2004 Chardonnay Reserve This spent 7 years sur lee on American oak. Yes, you read that right – 7 years. This one had less of the fruit on the palate, but the butter was certainly present. I’d call this a perfectly oaked Chardonnay. (2005 is $30, I don’t think the 2004 is available)
2007 Chardonnay Lot 0703 Three years on oak, and fined with egg whites. Pleasant fruit, crisp and aromatic. Slightly more obvious oak here. ($24)
2007 Cabernet Sauvignon Reserve A beautiful field blended Cab, smooth tannins and well balanced. Blending consists of 5% each of merlot, cab franc and chambourcin. Gorgeous. ($33)

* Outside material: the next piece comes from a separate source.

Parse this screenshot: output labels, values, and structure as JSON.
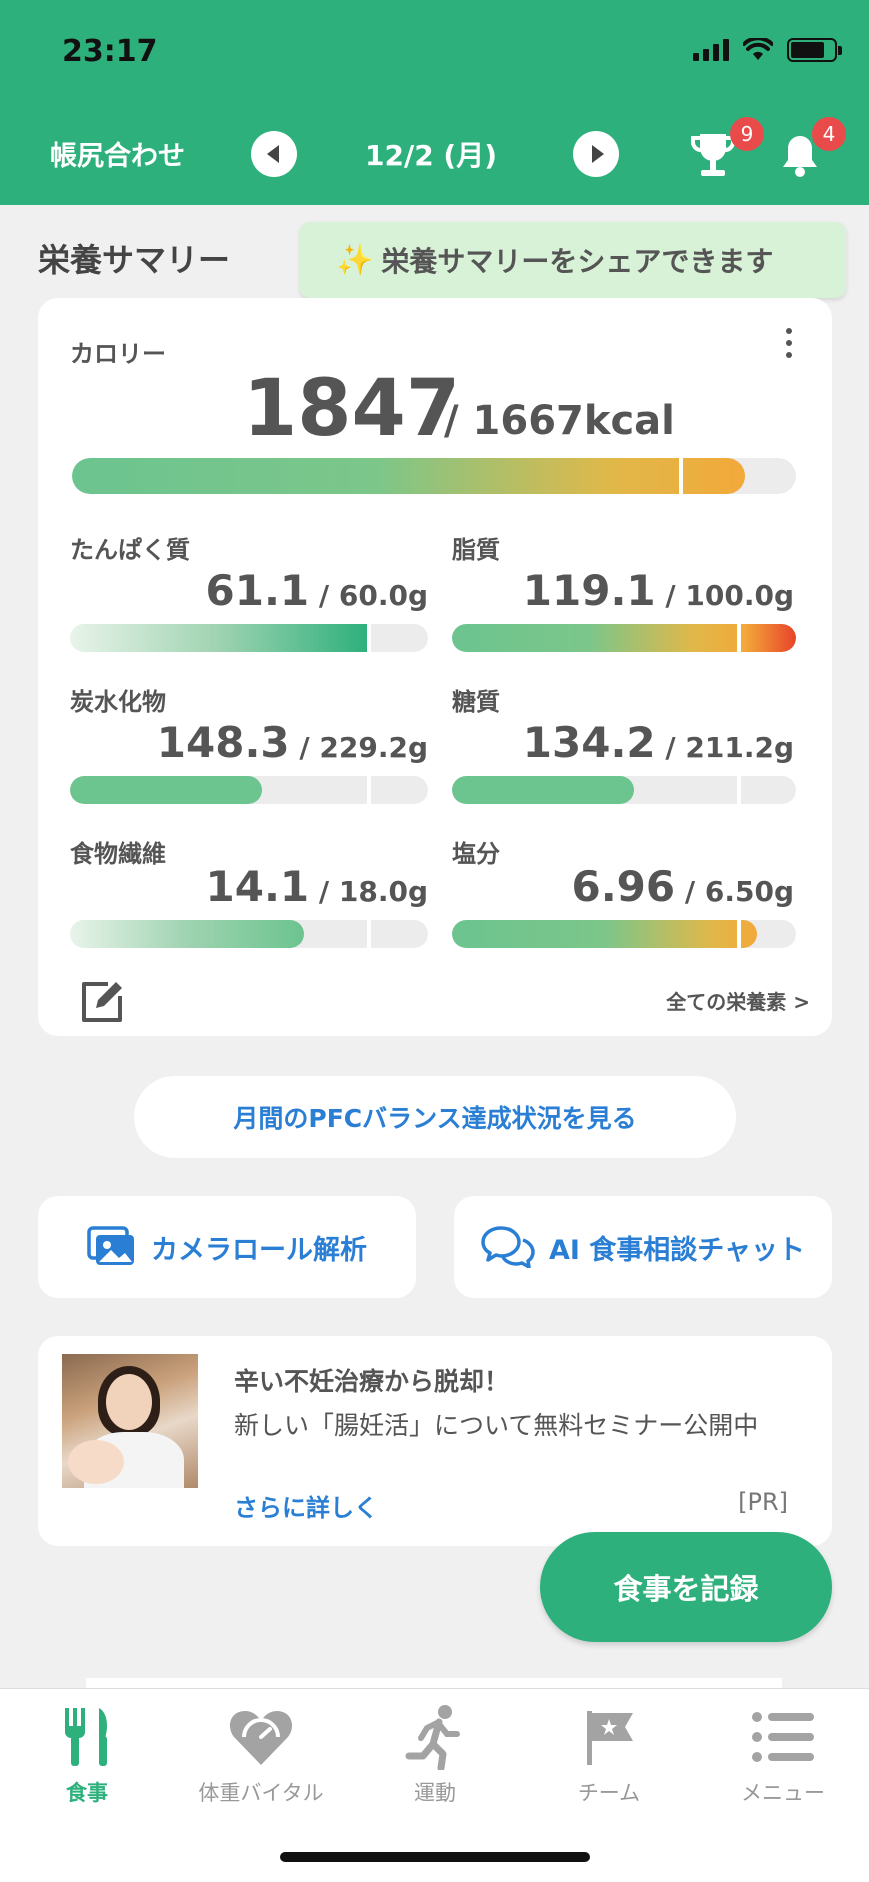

2008 Cabernet Sauvignon Reserve Having tasted the 07, I grasped just how Markko wines are meant to be aged. The 08 had more prominent alcohol, and was slightly more tannic. It is also a drier red, but has the same full mouthfeel as the 07. Similar field blend.
2006 Cabernet Sauvignon Reserve The smoothest of the Cabs. Very fruit forward, the complexity of the field blending shows with fun layers of the chambourcin and cab franc peeking through. This wine, while aged similarly to the others in its oak barrels, did not have the oak intensity – beautiful wine, and any of the Cabs could lay down for many years. ($36)
2008 Johannesburg Riesling Grassy and slightly floral on the nose stone fruit on the palate, slight effervescence that makes this a great wine to pair with spicy dishes. (currently not available)
2007 Riesling Reserve More grassy and slightly petrol on the nose, with honey on the finish. This one also has that effervescence. ($30) I paired this at a special event with a pumpkin cupcake. Beautiful wine.
Arnie did not stop being an innovator when he planted vinifera in Ohio in 1968. He also devised a trellis system for organic grapegrowers and planted American, French and Hungarian oak trees on his 100 acre property. The intent was to be able to harvest these (now 40 year old) trees to be sent to a cooperage to become Markko barrels. That harvesting begins this year. Winemaking innovation and excellence is a hallmark at Markko.
I arrived with the intention of doing a bit of a tasting and picking up a bottle for an event I was doing. I stayed about 2.5 hours, and had I been dressed differently, I might have been conscripted to help cork their wines. They were bottling that day, a fun thing to watch, an incredibly labor intensive process to complete. They use a pump system and hand run equipment to bottle and seal.
Arnie’s son told me during our conversation that they opened a 1973 Chardonnay a week before I’d been there, and that it had aged beautifully. I just wish I’d been around for THAT tasting. These Ohio wines, while not exactly budget friendly, are priced extremely well for the quality and pricing of comparable wines. Don’t let the Ohio AVA fool you. There are serious vintages being made in Conneaut.
Markko’s first vintage was in 1972, and their system works, so they aren’t fixing what’s not broken. Markko wines are available in wine shops throughout Northeast Ohio. I have spotted them in Heinen’s and in Constantino’s. They do have a few budget friendly wines ($9-$20) – and while I haven’t tasted them, I can’t imagine Arnie and Linda would put out a wine they wouldn’t drink. These folks make cellar worthy wines.